Frankly, I didn't have a clue either, until I unwittingly walked into my monthly book-club meeting last week and immediately became the target of the members' pent-up frustration with Cablevision's total channel realignment.

Their outburst really amazed me because it came from educated and successful professionals whom you would think wouldn't give a flying Wallenda about something like this. Their ranks include a patent lawyer, a published author, a director of a facility for emotionally disturbed children, an artist and a daytrader, and the latter was just as ticked off with Cablevision as she was with the plunge in the NASDAQ.

In other words, these people don't watch a whole lot of television anyway, but they do make time in their hectic lives to read and discuss books and the world at large. They're a nice group, generally, nibbling on their canapés and discussing literature, except for last week's meeting, when they ambushed me and expected me to explain how cable companies operate. No thanks.

But I got an earful anyway because they know what I do for a living. For folks who watch maybe one hour of TV per day, they were ready to mutiny and go over to DBS, or anything else. And of course they all have the disposable income to do that, but like most situations that require time and energy to change, inertia will prevail and the book clubbers, I predict, will stay the cable course.

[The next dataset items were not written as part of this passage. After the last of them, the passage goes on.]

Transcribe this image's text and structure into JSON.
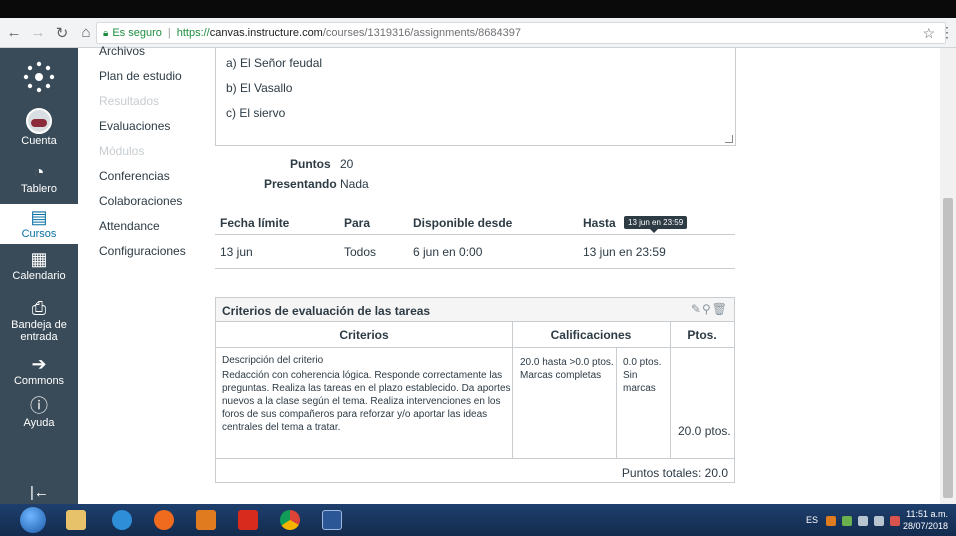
{
  "browser": {
    "secure_label": "Es seguro",
    "url_scheme": "https://",
    "url_host": "canvas.instructure.com",
    "url_path": "/courses/1319316/assignments/8684397"
  },
  "global_nav": {
    "items": [
      {
        "label": "Cuenta"
      },
      {
        "label": "Tablero"
      },
      {
        "label": "Cursos"
      },
      {
        "label": "Calendario"
      },
      {
        "label": "Bandeja de entrada"
      },
      {
        "label": "Commons"
      },
      {
        "label": "Ayuda"
      }
    ]
  },
  "course_nav": {
    "items": [
      {
        "label": "Archivos"
      },
      {
        "label": "Plan de estudio"
      },
      {
        "label": "Resultados"
      },
      {
        "label": "Evaluaciones"
      },
      {
        "label": "Módulos"
      },
      {
        "label": "Conferencias"
      },
      {
        "label": "Colaboraciones"
      },
      {
        "label": "Attendance"
      },
      {
        "label": "Configuraciones"
      }
    ]
  },
  "answers": [
    "a) El Señor feudal",
    "b) El Vasallo",
    "c) El siervo"
  ],
  "points": {
    "label": "Puntos",
    "value": "20"
  },
  "submitting": {
    "label": "Presentando",
    "value": "Nada"
  },
  "due": {
    "headers": {
      "due": "Fecha límite",
      "for": "Para",
      "available": "Disponible desde",
      "until": "Hasta"
    },
    "row": {
      "due": "13 jun",
      "for": "Todos",
      "available": "6 jun en 0:00",
      "until": "13 jun en 23:59"
    },
    "tooltip": "13 jun en 23:59"
  },
  "rubric": {
    "title": "Criterios de evaluación de las tareas",
    "headers": {
      "criteria": "Criterios",
      "ratings": "Calificaciones",
      "pts": "Ptos."
    },
    "criterion_title": "Descripción del criterio",
    "criterion_desc": "Redacción con coherencia lógica. Responde correctamente las preguntas. Realiza las tareas en el plazo establecido. Da aportes nuevos a la clase según el tema. Realiza intervenciones en los foros de sus compañeros para reforzar y/o aportar las ideas centrales del tema a tratar.",
    "rating1_pts": "20.0 hasta >0.0 ptos.",
    "rating1_desc": "Marcas completas",
    "rating2_pts": "0.0 ptos.",
    "rating2_desc": "Sin marcas",
    "criterion_pts": "20.0 ptos.",
    "total": "Puntos totales: 20.0"
  },
  "taskbar": {
    "lang": "ES",
    "time": "11:51 a.m.",
    "date": "28/07/2018"
  }
}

This was a very agitated bunch, even though there was ample warning that this channel rejiggering was under way. But I understand their frustration. These are very busy people who, when they do have a moment to collapse in front of the tube, now found that their favorite channels, in their words, had been relegated off to Siberia.

I just sat there like a stump and listened. I had nothing to say because I've been too busy to notice what was going on with my own cable system. But when I got home late that night and clicked on to my favorite channel, it wasn't there.

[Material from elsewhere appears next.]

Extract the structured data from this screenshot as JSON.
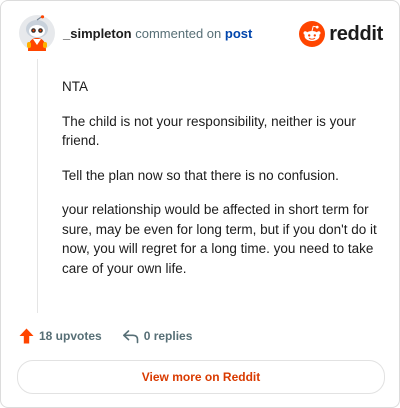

That led to a rifling of the towering junk-mail pile. And there was the flyer from Cablevision urging me to "Please review immediately." You couldn't miss it with all of the bright red ink. It warned that many channels would be moving.

It might have caught my eye earlier if it had honestly said, "All of your channels are moving."

I read on, kind of excited that we might be getting some new channels. Why else would there be this massive exercise in chaos? Usually, when cable systems realign their channels, it's done to add new services. But guess what? Not a single new channel.

Instead, there was an apologetic note from a sincere-sounding Cablevision senior vice president who acknowledged how frustrating it is when channels move around and how it takes a few days to adjust to the new locations.

But, "due to federal law, the FCC has mandated that we move certain broadcast channels," he wrote.

Oh really? Every stinking channel? I don't think so.

He wrote on, "We've taken this opportunity to re-evaluate channel locations. We've organized the lineup to make it more logical [ha], more customer-friendly and easier to use."

So Cablevision clumped the news channels together, and likewise for sports, children's and other programming genres. The brochure again apologized, saying that the new channel lineup will "make things easier in the long run."

And to add that warm and fuzzy touch, the Cablevision executive ended his letter by saying, "I'll be sitting in my living room having a similar experience." Like that's supposed to make anyone feel any better.

If Cablevision really thinks clumping channels by genre is a big consumer benefit that makes up for this inconvenience, I invite their executives to our next book-club meeting to hear from real subscribers.

There should have been a reward for all of the confusion, like several new programming networks added to the lineup. That would make it worth the now-Herculean effort to slog through this mire of change. Like Bowie, we in Westchester County are left sputtering, "Ch-ch-ch-change."